SEBI Proposes Changes in Provisions w.r.t Special Situation Funds to Facilitate Acquisition of Stressed Loans
- Blog|News|Company Law|
- 2 Min Read
- By Taxmann
- Last Updated on 30 November, 2023
Consultation Paper, Dated 28.11.2023
The Securities Exchange Board of India (SEBI) has released a Consultation Paper on changes in the regulatory framework for Special Situation Funds, a sub-category of Category I Alternative Investment Funds, necessary to facilitate Special Situation Funds to acquire stressed loans in terms of Reserve Bank of India (Transfer of Loan Exposures) Directions, 2021.
In terms of Regulation 19I of AIF Regulations, ‘Special Situation Assets’, inter alia, include securities of investee companies, whose stressed loans are available for acquisition in terms of Clause 58 of the Master Direction – Reserve Bank of India (Transfer of Loan Exposures) Directions, 2021 or as part of a resolution plan approved under the IBC, 2016 or in terms of any other policy of the RBI or Government of India issued in this regard from time to time.
However, it was felt that a stressed loan under Section 58 of RBI Master Directions cannot be said to be ‘available’ for acquisition since the visibility of the stressed loan for acquisition occurs only after the lenders agree to the resolution plan submitted by the borrower.

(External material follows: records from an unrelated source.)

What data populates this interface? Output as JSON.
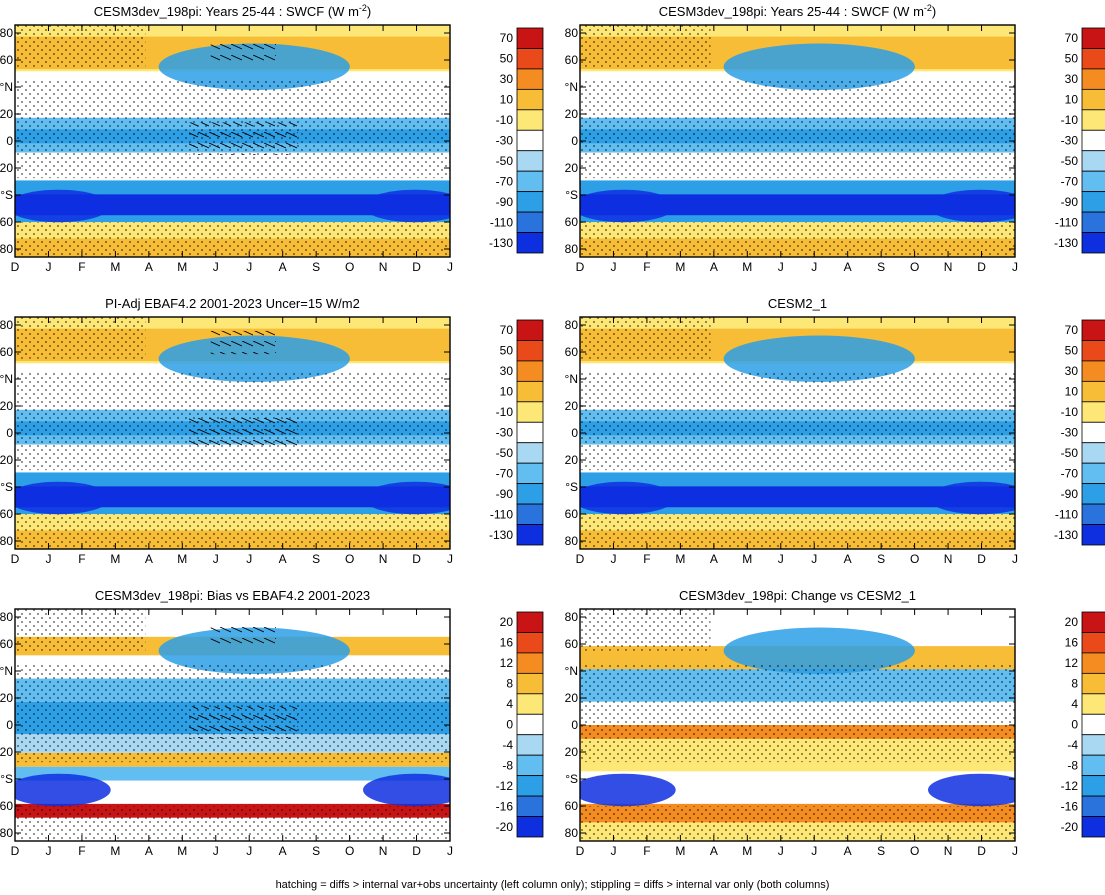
{
  "figure": {
    "caption": "hatching = diffs > internal var+obs uncertainty (left column only); stippling = diffs > internal var only (both columns)"
  },
  "chart_data": [
    {
      "type": "heatmap",
      "title": "CESM3dev_198pi: Years 25-44 : SWCF (W m",
      "title_sup": "-2",
      "title_tail": ")",
      "months": [
        "D",
        "J",
        "F",
        "M",
        "A",
        "M",
        "J",
        "J",
        "A",
        "S",
        "O",
        "N",
        "D",
        "J"
      ],
      "ylabels": [
        "80",
        "60",
        "°N",
        "20",
        "0",
        "20",
        "°S",
        "60",
        "80"
      ],
      "colorbar": [
        "70",
        "50",
        "30",
        "10",
        "-10",
        "-30",
        "-50",
        "-70",
        "-90",
        "-110",
        "-130"
      ],
      "scale": "abs",
      "hatching": true,
      "stippling": true
    },
    {
      "type": "heatmap",
      "title": "CESM3dev_198pi: Years 25-44 : SWCF (W m",
      "title_sup": "-2",
      "title_tail": ")",
      "months": [
        "D",
        "J",
        "F",
        "M",
        "A",
        "M",
        "J",
        "J",
        "A",
        "S",
        "O",
        "N",
        "D",
        "J"
      ],
      "ylabels": [
        "80",
        "60",
        "°N",
        "20",
        "0",
        "20",
        "°S",
        "60",
        "80"
      ],
      "colorbar": [
        "70",
        "50",
        "30",
        "10",
        "-10",
        "-30",
        "-50",
        "-70",
        "-90",
        "-110",
        "-130"
      ],
      "scale": "abs",
      "hatching": false,
      "stippling": true
    },
    {
      "type": "heatmap",
      "title": "PI-Adj EBAF4.2 2001-2023 Uncer=15 W/m2",
      "title_sup": "",
      "title_tail": "",
      "months": [
        "D",
        "J",
        "F",
        "M",
        "A",
        "M",
        "J",
        "J",
        "A",
        "S",
        "O",
        "N",
        "D",
        "J"
      ],
      "ylabels": [
        "80",
        "60",
        "°N",
        "20",
        "0",
        "20",
        "°S",
        "60",
        "80"
      ],
      "colorbar": [
        "70",
        "50",
        "30",
        "10",
        "-10",
        "-30",
        "-50",
        "-70",
        "-90",
        "-110",
        "-130"
      ],
      "scale": "abs",
      "hatching": true,
      "stippling": true
    },
    {
      "type": "heatmap",
      "title": "CESM2_1",
      "title_sup": "",
      "title_tail": "",
      "months": [
        "D",
        "J",
        "F",
        "M",
        "A",
        "M",
        "J",
        "J",
        "A",
        "S",
        "O",
        "N",
        "D",
        "J"
      ],
      "ylabels": [
        "80",
        "60",
        "°N",
        "20",
        "0",
        "20",
        "°S",
        "60",
        "80"
      ],
      "colorbar": [
        "70",
        "50",
        "30",
        "10",
        "-10",
        "-30",
        "-50",
        "-70",
        "-90",
        "-110",
        "-130"
      ],
      "scale": "abs",
      "hatching": false,
      "stippling": true
    },
    {
      "type": "heatmap",
      "title": "CESM3dev_198pi: Bias vs EBAF4.2 2001-2023",
      "title_sup": "",
      "title_tail": "",
      "months": [
        "D",
        "J",
        "F",
        "M",
        "A",
        "M",
        "J",
        "J",
        "A",
        "S",
        "O",
        "N",
        "D",
        "J"
      ],
      "ylabels": [
        "80",
        "60",
        "°N",
        "20",
        "0",
        "20",
        "°S",
        "60",
        "80"
      ],
      "colorbar": [
        "20",
        "16",
        "12",
        "8",
        "4",
        "0",
        "-4",
        "-8",
        "-12",
        "-16",
        "-20"
      ],
      "scale": "bias",
      "hatching": true,
      "stippling": true
    },
    {
      "type": "heatmap",
      "title": "CESM3dev_198pi: Change vs CESM2_1",
      "title_sup": "",
      "title_tail": "",
      "months": [
        "D",
        "J",
        "F",
        "M",
        "A",
        "M",
        "J",
        "J",
        "A",
        "S",
        "O",
        "N",
        "D",
        "J"
      ],
      "ylabels": [
        "80",
        "60",
        "°N",
        "20",
        "0",
        "20",
        "°S",
        "60",
        "80"
      ],
      "colorbar": [
        "20",
        "16",
        "12",
        "8",
        "4",
        "0",
        "-4",
        "-8",
        "-12",
        "-16",
        "-20"
      ],
      "scale": "change",
      "hatching": false,
      "stippling": true
    }
  ]
}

The term ‘available for acquisition’ relies on the assumption that at a certain point of time, the stressed loans eligible for transfer in terms of Clause 58 of RBI Master Directions shall be visible to the SSFs.

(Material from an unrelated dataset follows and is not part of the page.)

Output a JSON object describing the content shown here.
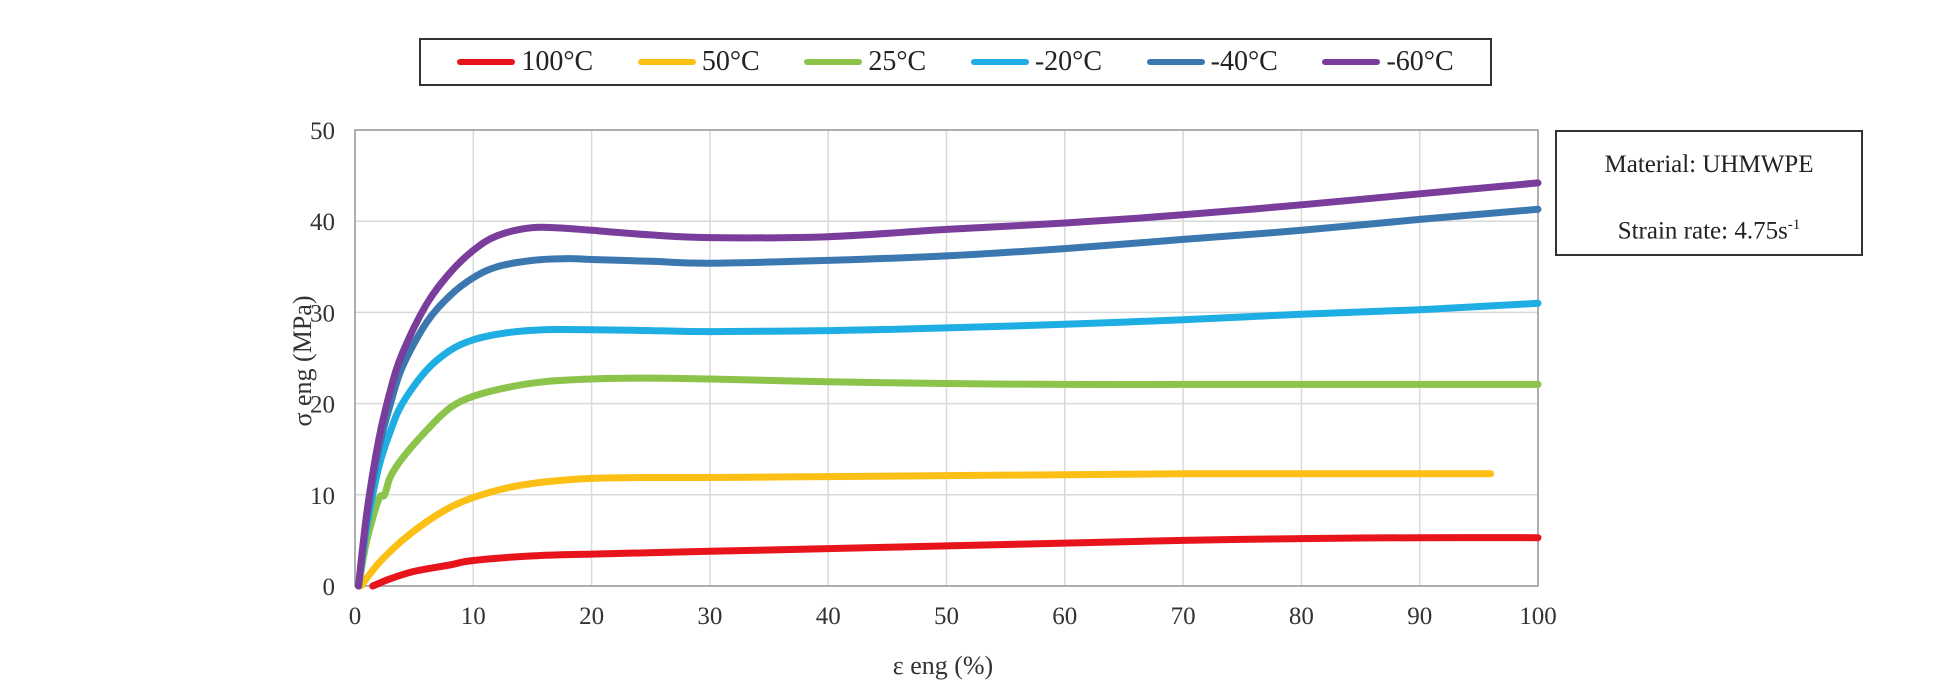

Consequently, it has been proposed that ‘special situation asset’, inter alia, includes securities of investee companies, whose stressed loans are acquired in terms of Clause 58 of RBI Master Directions. Also, SSFs having prior investment in securities of stressed companies shall not be disqualified/barred from acquiring stressed loans of the said companies.
Further, it has also been proposed that AIF Regulations may be suitably amended to specify that SSFs shall not invest in or acquire a special situation asset if any of its investors is disqualified in terms of Section 29A of IBC in relation to such special situation asset.
Also, Regulation 19M(1) of AIF Regulations would be suitably amended to specify that ‘Special Situation Funds’ shall not invest in its ‘related parties’, the related party shall have the same meaning as given in the Companies Act, 2013. Various other proposals have also been made in the present consultation paper.